Property, belongings and savings valuations can be undertaken by an estate agent, an auctioneer or even the executors themselves. It is worth remembering however, that expertise is usually required, in order to receive an accurate valuation. Executors may be held personally liable, if HMRC feels that a valuation is incorrect and launches an investigation.
For this reason, some knowledge of stock and share valuation is preferable. Don't try and guess a valuation. Instead, use an experienced advisor or company, who will review the Grant of Probate and original share certificate or statement before giving you a final and accurate valuation of the deceased's specific stocks or shares in any given instance.
If you are looking for a reputable and experienced probate valuer who can do this for you, IWC Ltd will be more than happy to introduce you to a member of our network who can be relied upon to submit an accurate valuation.
With the inheritance tax threshold frozen at £325,000 until at least 2015, more of us are likely to be caught in the HMRC net. It is important therefore, not only to minimise IHT liability but to avoid inheritance tax investigations.
The role of executor is not to be underestimated and it must be remembered that any mistakes could see you being held personally liable. Therefore, in order to ensure that probate is carried out correctly and without any undue delay, it is important that you see the advice of an experienced probate specialist if required.

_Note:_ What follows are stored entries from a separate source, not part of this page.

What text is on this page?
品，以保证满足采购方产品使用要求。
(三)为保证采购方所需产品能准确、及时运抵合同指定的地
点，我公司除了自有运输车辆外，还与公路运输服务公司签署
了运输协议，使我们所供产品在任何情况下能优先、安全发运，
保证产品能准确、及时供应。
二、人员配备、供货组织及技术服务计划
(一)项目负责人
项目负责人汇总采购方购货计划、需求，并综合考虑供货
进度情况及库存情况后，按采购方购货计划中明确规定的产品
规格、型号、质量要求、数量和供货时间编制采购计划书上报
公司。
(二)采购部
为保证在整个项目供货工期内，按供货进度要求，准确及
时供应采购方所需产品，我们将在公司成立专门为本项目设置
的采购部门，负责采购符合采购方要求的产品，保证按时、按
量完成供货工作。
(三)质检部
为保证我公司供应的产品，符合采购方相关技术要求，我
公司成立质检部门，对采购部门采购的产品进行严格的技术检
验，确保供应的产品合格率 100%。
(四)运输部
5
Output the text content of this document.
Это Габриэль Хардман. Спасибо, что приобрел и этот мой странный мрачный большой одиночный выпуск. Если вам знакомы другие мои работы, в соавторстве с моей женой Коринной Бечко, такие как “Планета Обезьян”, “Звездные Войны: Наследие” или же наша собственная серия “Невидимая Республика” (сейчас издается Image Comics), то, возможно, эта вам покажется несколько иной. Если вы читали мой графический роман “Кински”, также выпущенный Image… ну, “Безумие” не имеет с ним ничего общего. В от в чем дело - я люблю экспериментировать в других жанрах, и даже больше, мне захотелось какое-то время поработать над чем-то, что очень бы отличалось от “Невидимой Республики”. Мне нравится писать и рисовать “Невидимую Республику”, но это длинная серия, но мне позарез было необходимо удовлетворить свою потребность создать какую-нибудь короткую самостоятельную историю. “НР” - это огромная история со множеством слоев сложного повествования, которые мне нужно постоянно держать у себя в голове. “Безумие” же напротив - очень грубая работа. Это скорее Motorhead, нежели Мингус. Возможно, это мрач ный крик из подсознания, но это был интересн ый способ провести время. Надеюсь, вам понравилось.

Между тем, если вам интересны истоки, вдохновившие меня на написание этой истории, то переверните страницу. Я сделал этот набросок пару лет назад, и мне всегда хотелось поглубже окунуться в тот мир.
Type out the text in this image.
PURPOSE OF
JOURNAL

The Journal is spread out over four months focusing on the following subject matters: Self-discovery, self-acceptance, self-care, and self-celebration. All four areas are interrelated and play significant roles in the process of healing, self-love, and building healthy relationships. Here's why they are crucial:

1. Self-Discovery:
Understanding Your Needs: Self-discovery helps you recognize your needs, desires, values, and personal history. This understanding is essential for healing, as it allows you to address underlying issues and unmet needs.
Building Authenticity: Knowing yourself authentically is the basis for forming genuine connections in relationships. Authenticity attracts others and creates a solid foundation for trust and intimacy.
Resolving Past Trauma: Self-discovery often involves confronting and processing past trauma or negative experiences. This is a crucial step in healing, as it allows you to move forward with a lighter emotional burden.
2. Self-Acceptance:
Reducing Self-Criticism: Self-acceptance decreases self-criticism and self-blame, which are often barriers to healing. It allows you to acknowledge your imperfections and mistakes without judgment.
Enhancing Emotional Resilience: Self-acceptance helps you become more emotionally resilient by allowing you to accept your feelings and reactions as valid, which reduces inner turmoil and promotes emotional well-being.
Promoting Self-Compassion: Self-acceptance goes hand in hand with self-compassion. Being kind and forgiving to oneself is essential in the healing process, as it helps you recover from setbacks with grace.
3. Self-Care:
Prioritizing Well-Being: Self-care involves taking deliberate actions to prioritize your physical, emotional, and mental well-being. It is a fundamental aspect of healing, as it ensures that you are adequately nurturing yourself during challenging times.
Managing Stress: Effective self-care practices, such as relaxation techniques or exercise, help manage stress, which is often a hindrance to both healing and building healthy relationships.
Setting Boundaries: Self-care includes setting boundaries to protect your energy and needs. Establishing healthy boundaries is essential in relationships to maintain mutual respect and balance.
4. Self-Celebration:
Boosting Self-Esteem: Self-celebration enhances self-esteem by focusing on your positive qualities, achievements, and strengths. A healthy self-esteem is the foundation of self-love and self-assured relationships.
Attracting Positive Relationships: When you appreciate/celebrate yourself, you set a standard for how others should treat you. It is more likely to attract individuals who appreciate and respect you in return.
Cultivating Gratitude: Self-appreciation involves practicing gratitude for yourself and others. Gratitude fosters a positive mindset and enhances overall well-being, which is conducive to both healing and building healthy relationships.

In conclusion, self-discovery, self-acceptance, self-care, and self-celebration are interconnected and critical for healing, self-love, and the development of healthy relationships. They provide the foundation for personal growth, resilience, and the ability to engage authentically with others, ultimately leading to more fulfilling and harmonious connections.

One of the key tasks as an executor is to have the deceased’s property and assets valued as accurately as possible. This can of course become more difficult, depending on the complexity of the estate, as they may have offshore assets, savings bonds and property abroad.
By using the services of professional valuers for the various aspects of the estate, you will be ensuring that the probate valuations are as accurate as possible, and on paper, are least likely to attract the attention of the HMRC inheritance tax investigation team.
Remember that an inheritance tax investigation can add a substantial delay to the probate proceedings and could see you being held personally and financially liable for any significant errors made.